Under Code of Civil Procedure Section 473(d), Defendants May Move to Vacate Stipulated Judgments That Are Unlawful Penalties

The Court of Appeal held that a stipulated judgment that includes an unlawful liquidated damages provision is void and may be vacated under Section 473(d), stating that “[a]ny other rule effectively would insulate such provisions from challenge and render the prohibition against them meaningless.”

The Stipulated Judgment Was an Unenforceable Penalty

The appellate court held that the stipulated judgment was void as a matter of law because no reasonable relationship existed between the damages that could have been anticipated based on Defendants’ failure to pay the $75,000 settlement amount and the stipulated judgment for more than $300,000.  Even though the parties’ stipulation for entry of judgment did not use the phrase “liquidated damages,” its legal effect was the same.  The stipulation attempted to predetermine the amount of damages Vitatech was entitled to receive if Defendants’ breached the stipulation by failing timely to pay the settlement amount. The provision establishing the amount of the stipulated judgment was therefore unenforceable unless that amount bore a reasonable relationship to the amount of damages the parties could have anticipated Vitatech would suffer if Defendants breached their obligation.  The amount of the judgment needed to reasonably relate to the damages likely to arise from the breach of the stipulation, not the alleged breach of the underlying contract, because it was the breach of the stipulation that allowed Vitatech to enter judgment.
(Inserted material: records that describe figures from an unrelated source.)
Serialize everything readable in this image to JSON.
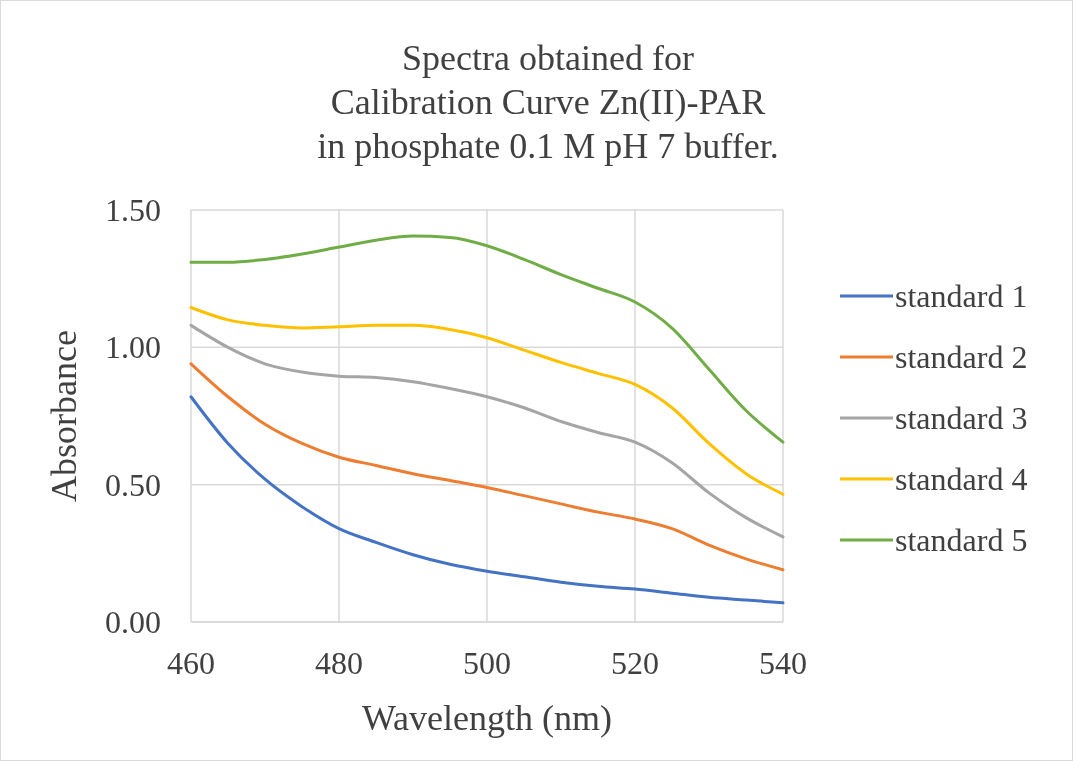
{
  "chart_data": {
    "type": "line",
    "title": "Spectra obtained for\nCalibration Curve Zn(II)-PAR\nin phosphate 0.1 M pH 7 buffer.",
    "xlabel": "Wavelength (nm)",
    "ylabel": "Absorbance",
    "x": [
      460,
      465,
      470,
      475,
      480,
      485,
      490,
      495,
      500,
      505,
      510,
      515,
      520,
      525,
      530,
      535,
      540
    ],
    "series": [
      {
        "name": "standard 1",
        "color": "#4472c4",
        "values": [
          0.82,
          0.65,
          0.52,
          0.42,
          0.34,
          0.29,
          0.245,
          0.21,
          0.185,
          0.165,
          0.145,
          0.13,
          0.12,
          0.105,
          0.09,
          0.08,
          0.07
        ]
      },
      {
        "name": "standard 2",
        "color": "#ed7d31",
        "values": [
          0.94,
          0.82,
          0.72,
          0.65,
          0.6,
          0.57,
          0.54,
          0.515,
          0.49,
          0.46,
          0.43,
          0.4,
          0.375,
          0.34,
          0.28,
          0.23,
          0.19
        ]
      },
      {
        "name": "standard 3",
        "color": "#a5a5a5",
        "values": [
          1.08,
          1.0,
          0.94,
          0.91,
          0.895,
          0.89,
          0.875,
          0.85,
          0.82,
          0.78,
          0.73,
          0.69,
          0.655,
          0.58,
          0.47,
          0.38,
          0.31
        ]
      },
      {
        "name": "standard 4",
        "color": "#ffc000",
        "values": [
          1.145,
          1.1,
          1.08,
          1.07,
          1.075,
          1.08,
          1.08,
          1.065,
          1.035,
          0.99,
          0.945,
          0.905,
          0.865,
          0.78,
          0.65,
          0.54,
          0.465
        ]
      },
      {
        "name": "standard 5",
        "color": "#70ad47",
        "values": [
          1.31,
          1.31,
          1.32,
          1.34,
          1.365,
          1.39,
          1.405,
          1.4,
          1.37,
          1.32,
          1.265,
          1.215,
          1.165,
          1.07,
          0.92,
          0.77,
          0.655
        ]
      }
    ],
    "xlim": [
      460,
      540
    ],
    "xticks": [
      460,
      480,
      500,
      520,
      540
    ],
    "ylim": [
      0,
      1.5
    ],
    "yticks": [
      {
        "value": 0,
        "label": "0.00"
      },
      {
        "value": 0.5,
        "label": "0.50"
      },
      {
        "value": 1,
        "label": "1.00"
      },
      {
        "value": 1.5,
        "label": "1.50"
      }
    ],
    "grid": true,
    "legend": "right",
    "marker": "none",
    "line_style": "solid"
  }
}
Nothing in the stipulation or appellate record established a reasonable relationship between Defendants’ failure to pay the $75,000 settlement amount and the $303,000 judgment.  The parties made no effort to anticipate the damages that might flow from Defendants’ failure to pay the settlement amount.  Instead, the parties simply selected the amount Vitatech had sought as damages in the underlying lawsuit.  The record, however, lacked any evidence suggesting Vitatech was likely to recover all of the damages it sought if it proceeded to trial.  The appellate court concluded that the stipulated judgment illegally penalized Defendants for failing to pay the settlement amount, rather than compensating Vitatech for the reasonably anticipated damages caused by that failure.

The Court of Appeal’s Ruling

The Court of Appeal reversed the trial’s court’s denial of the motion to vacate and directed the trial court to enter judgment on remand for the settled amount of $75,000.  The appellate court also noted that Vitatech was not entitled to attorneys’ fees or prejudgment interest because the parties’ stipulation did not contain provisions for awards of them, and there was no statutory basis to provide them.  However, the court ruled that Vitatech may apply to recover its trial court costs because nothing in the stipulation for entry of judgment relinquished that right when Defendants failed to timely pay.

Thoughts on Stipulating to Money Judgments

Though this author cannot say whether Vitatech would have chosen to proceed to trial had it known that Defendants would breach the settlement and the Court of Appeal would vacate the stipulated judgment, by unwittingly agreeing to the offending terms, Vitatech forced itself to accept an amount that was less than 50% of what its complaint sought, with no right to an award of attorney’s fees or prejudgment interest.

Besides avoiding unlawful liquidated damages provisions, parties in Vitatech’s position would be well-served to require an award of attorney’s fees for work enforcing a breach of the settlement agreement and prejudgment interest at the legal rate of 10% from the time of breach of the agreement to entry of judgment.  The plaintiff might want to also consider requiring the defendant to admit liability, since the Court of Appeal noted that was a problem for Vitatech.  Of course, the difference between the admitted larger sum and the settlement amount must bear some reasonable proportion to the amount of damages the plaintiff would suffer if the defendant defaulted in settlement.